Some parts of the Northeast could receive up to a foot of snow. Schools, businesses and government agencies in Massachusetts, Pennsylvania, New York, New Jersey, Rhode Island and Connecticut closed early.
The resulting exodus choked highways and streets. Authorities reported hundreds of mostly minor accidents throughout the region. Some vehicles were stranded along roadways, preventing plows from getting through.
Connecticut Gov. Jodi Rell found herself stuck, crawling along the highway at 5 to 10 mph for two hours from Suffield to Hartford in what should have been a 30-minute drive.
“Stay home,” she advised. “Go home, prop your feet up, watch the news.”
While the traffic crawled along Interstates 95, 84 and 91, it also slowed at Northeast airports.
There were delays of up to three hours for arriving flights at Newark Liberty International Airport in New Jersey, where more than 200 flights had been canceled by late afternoon, officials said.
Elsewhere, Boston’s Logan International reported more than 100 flights canceled, as did Bradley International near Hartford, Conn.
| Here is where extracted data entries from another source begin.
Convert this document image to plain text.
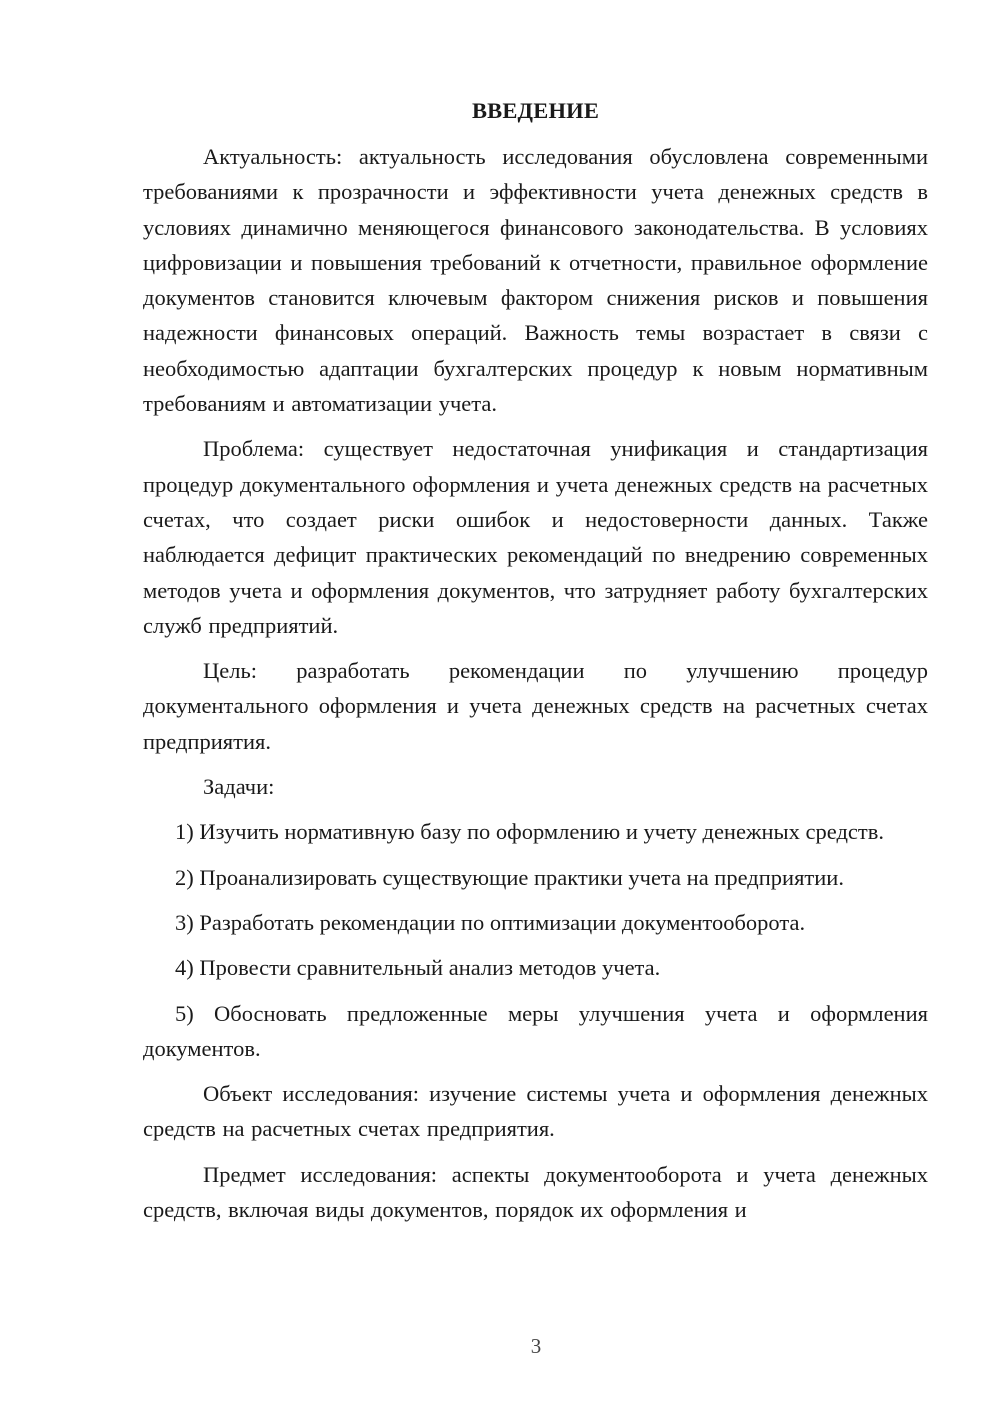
ВВЕДЕНИЕ

Актуальность: актуальность исследования обусловлена современными требованиями к прозрачности и эффективности учета денежных средств в условиях динамично меняющегося финансового законодательства. В условиях цифровизации и повышения требований к отчетности, правильное оформление документов становится ключевым фактором снижения рисков и повышения надежности финансовых операций. Важность темы возрастает в связи с необходимостью адаптации бухгалтерских процедур к новым нормативным требованиям и автоматизации учета.

Проблема: существует недостаточная унификация и стандартизация процедур документального оформления и учета денежных средств на расчетных счетах, что создает риски ошибок и недостоверности данных. Также наблюдается дефицит практических рекомендаций по внедрению современных методов учета и оформления документов, что затрудняет работу бухгалтерских служб предприятий.

Цель: разработать рекомендации по улучшению процедур документального оформления и учета денежных средств на расчетных счетах предприятия.

Задачи:

1) Изучить нормативную базу по оформлению и учету денежных средств.

2) Проанализировать существующие практики учета на предприятии.

3) Разработать рекомендации по оптимизации документооборота.

4) Провести сравнительный анализ методов учета.

5) Обосновать предложенные меры улучшения учета и оформления документов.

Объект исследования: изучение системы учета и оформления денежных средств на расчетных счетах предприятия.

Предмет исследования: аспекты документооборота и учета денежных средств, включая виды документов, порядок их оформления и

3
No major problems were reported at New York’s airports; some airlines allowed passengers to reschedule their flights for free.
The storm has been blamed for 35 deaths, mostly in traffic accidents, since it developed last weekend.
In Oklahoma, about 342,000 homes and businesses still were without power Thursday, officials said. In Missouri, about 64,000 people were without electricity, including roughly 32,000 in the Kansas City and St. Joseph areas, state officials said.
As the Midwest continued to emerge from the darkness, hundreds of snowplow operators in the Northeast were having a tough time getting out of traffic jams.
“How can you plow and put material down, when the trucks are stuck in traffic?” said Doug Harris at Connecticut’s transportation department storm center.
Rell asked tractor-trailer drivers to get off highways for at least two hours to give plows room to work.
State police said portions of several highways had to be closed for a time in part because motorists abandoned their vehicles in the travel lanes.
Susan Randolph of Bolton, Conn., said it took her an hour to make her normal 20-minute commute from her job at the University of Connecticut in Storrs.
“A lot of drivers seem to have forgotten their snow driving skills,” she said.
Along the shoreline in Milford, Conn., sleet and hail turned the roads to sheets of ice.
Ken Johnson, who was stopped at a Milford gas station, was hoping for even more snow. The 50-year-old arborist said he relies on snow plowing for his income in the winter.
“I’m waiting for the people to start calling,” he said. “I like the summertime; money grows on trees for me. God, let it snow more.”
In Rhode Island, two dozen school districts closed early, as did companies and state agencies in Providence. “Traffic is at a standstill,” Providence Police Sgt. Paul Zienowicz said. “It’s one big traffic jam.”